Firdevs Hanım’ın âdetiydi; sıcak gecelerde, yemekten sonra şehnişine çıkar ve burada uzun sandalyesine yatarak denizin bitmez tükenmez mırıltılarını dinlerdi.
Nihat Bey iki günden beri kuşakları çözülmemiş gazetelerini açıyor; Peyker bahsi arzu edilmeyen zeminlere sevk etmek çekincesiyle sükûtu tercih ederek sarı kalpaklı lambanın altında bir koltuğa gömülmüş, gözleri yarı kapalı, düşünüyordu. Bihter biraz dolaştı, bir şey bahane ederek bir aralık odasına gitmek için kayboldu, sonra yine geldi, bu gece onda bir duramamazlık vardı.
Aklına gelen şeyi tehir ve daha münasip bir zamana erteleme imkânını bırakmayan bir tez canlılıkla, yapılması icap eden şeyleri hemen yapmak onun için bir ihtiyaç idi. Şehnişinin açık kapısından taze, ferahlık veren bir hava tül perdeleri şişirerek içeriye giriyordu. Perdeler açıldıkça uzaktan annesinin beyaz bir gölge müphemliğiyle sandalyeye uzanmış heyetini görüyor, hemen oraya gitmemek için şehnişinden gözlerini çeviriyordu. Ortada, masanın üstünde eski dergileri karıştırmak, resimleri seyretmek istedi fakat bunları bir karartı içinde görüyor, zihninde art arda darbelerle vuran bir ses, ona “Ne için şimdi değil de sonra? Eğer bu gece meseleye bir karar verilemeyecek olursa sabaha kadar uyuyamayacaksın.” diyordu. Annesiyle görüşmekten gittikçe artan bir korku artık kalbine ufak çarpıntılar vermeye başlamış idi. Pek iyi biliyordu ki bu gece şimdiye kadar aralarında söylenmekten çekinilmiş ağır şeyler söylenecekti. Birden kendi kendisine bu derece korkak olduğundan kızdı ve Pey-ker gözlerini kapamış uyuklarken eniştesinin yüzüne bir duvar çeken gazetesinin önünden geçti; sofanın ta öbür ucuna, şehnişine kadar hafif adımlarla yürüdü; başını kapının tül perdelerinin arasından soktu; “Size refakate geliyorum anne!” dedi.

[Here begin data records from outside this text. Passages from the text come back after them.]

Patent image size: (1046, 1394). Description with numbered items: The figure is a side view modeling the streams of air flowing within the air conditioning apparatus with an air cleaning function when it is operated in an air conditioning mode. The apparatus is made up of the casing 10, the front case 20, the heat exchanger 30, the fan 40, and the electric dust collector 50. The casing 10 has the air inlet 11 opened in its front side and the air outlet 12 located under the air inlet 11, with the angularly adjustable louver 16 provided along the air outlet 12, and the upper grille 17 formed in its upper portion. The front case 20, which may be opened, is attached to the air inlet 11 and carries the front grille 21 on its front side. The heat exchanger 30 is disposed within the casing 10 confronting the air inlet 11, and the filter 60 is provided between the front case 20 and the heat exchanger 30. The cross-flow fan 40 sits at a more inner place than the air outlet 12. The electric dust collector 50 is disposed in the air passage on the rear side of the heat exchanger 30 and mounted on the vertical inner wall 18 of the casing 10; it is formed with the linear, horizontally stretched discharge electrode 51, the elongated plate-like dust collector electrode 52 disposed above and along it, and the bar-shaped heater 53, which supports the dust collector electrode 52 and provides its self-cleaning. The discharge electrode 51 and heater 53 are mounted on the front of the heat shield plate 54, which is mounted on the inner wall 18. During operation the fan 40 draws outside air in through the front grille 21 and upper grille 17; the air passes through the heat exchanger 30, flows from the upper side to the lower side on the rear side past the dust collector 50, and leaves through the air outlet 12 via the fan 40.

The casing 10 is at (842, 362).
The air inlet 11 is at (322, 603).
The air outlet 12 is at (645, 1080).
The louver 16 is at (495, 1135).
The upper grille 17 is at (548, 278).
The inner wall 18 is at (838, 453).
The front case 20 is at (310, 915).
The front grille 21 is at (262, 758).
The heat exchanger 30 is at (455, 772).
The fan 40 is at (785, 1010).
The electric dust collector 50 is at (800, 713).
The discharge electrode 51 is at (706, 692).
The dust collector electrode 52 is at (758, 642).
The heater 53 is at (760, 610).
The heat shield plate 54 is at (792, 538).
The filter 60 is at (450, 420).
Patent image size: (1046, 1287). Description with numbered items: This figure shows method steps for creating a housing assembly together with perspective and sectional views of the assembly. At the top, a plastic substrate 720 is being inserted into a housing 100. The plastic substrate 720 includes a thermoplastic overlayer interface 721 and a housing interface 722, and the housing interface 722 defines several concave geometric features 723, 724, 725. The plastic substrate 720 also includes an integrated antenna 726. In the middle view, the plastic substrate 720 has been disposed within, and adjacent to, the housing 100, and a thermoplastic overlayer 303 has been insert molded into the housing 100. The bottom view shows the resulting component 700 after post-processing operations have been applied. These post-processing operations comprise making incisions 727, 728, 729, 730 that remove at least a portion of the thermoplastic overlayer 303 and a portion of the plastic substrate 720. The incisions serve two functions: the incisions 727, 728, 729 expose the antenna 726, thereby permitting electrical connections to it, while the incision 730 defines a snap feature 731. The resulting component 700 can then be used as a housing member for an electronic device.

Hafif bir rüzgâr önlerinden denizi okşayarak koyu siyah kütleleri koyu karanlık sularında çalkalanan sandalların, gemilerin uzayan gölgelerini kırık ve bezgin hamlelerle sahile kadar uzatmaya çalışıyordu.
Bihter annesinin yanına, açılır kapanır küçük iskemleye oturdu; hâlinde bir sokulganlık, annesinin dizinden ayrılmayan çocuklara mahsus bir şey vardı, yavaşça kolunu annesinin dizine koydu, üstünde iri siyah bir yığın şeklinde duran saçlarıyla başını kolunun üzerine dayadı; gözleri, bu karanlık gecede sönük sönük, dargın dargın süzülen, bir yetim gamlılığıyla ıslak kirpiklerini titreten birkaç ziya parçasına dalarak bir müddet gökleri seyretti.
Bir gece kuşunun perişan, kırgın uçuşu gözlerini bir aralık sürükleyip götürdü. Annesi uyuyormuş gibi ona bir kelime söylememiş, sanki orada vücudundan habersiz durmuş idi. Bir aralık Bihter başını kaldırdı, karanlıkta annesinin gözlerini görmek isteyerek uzandı.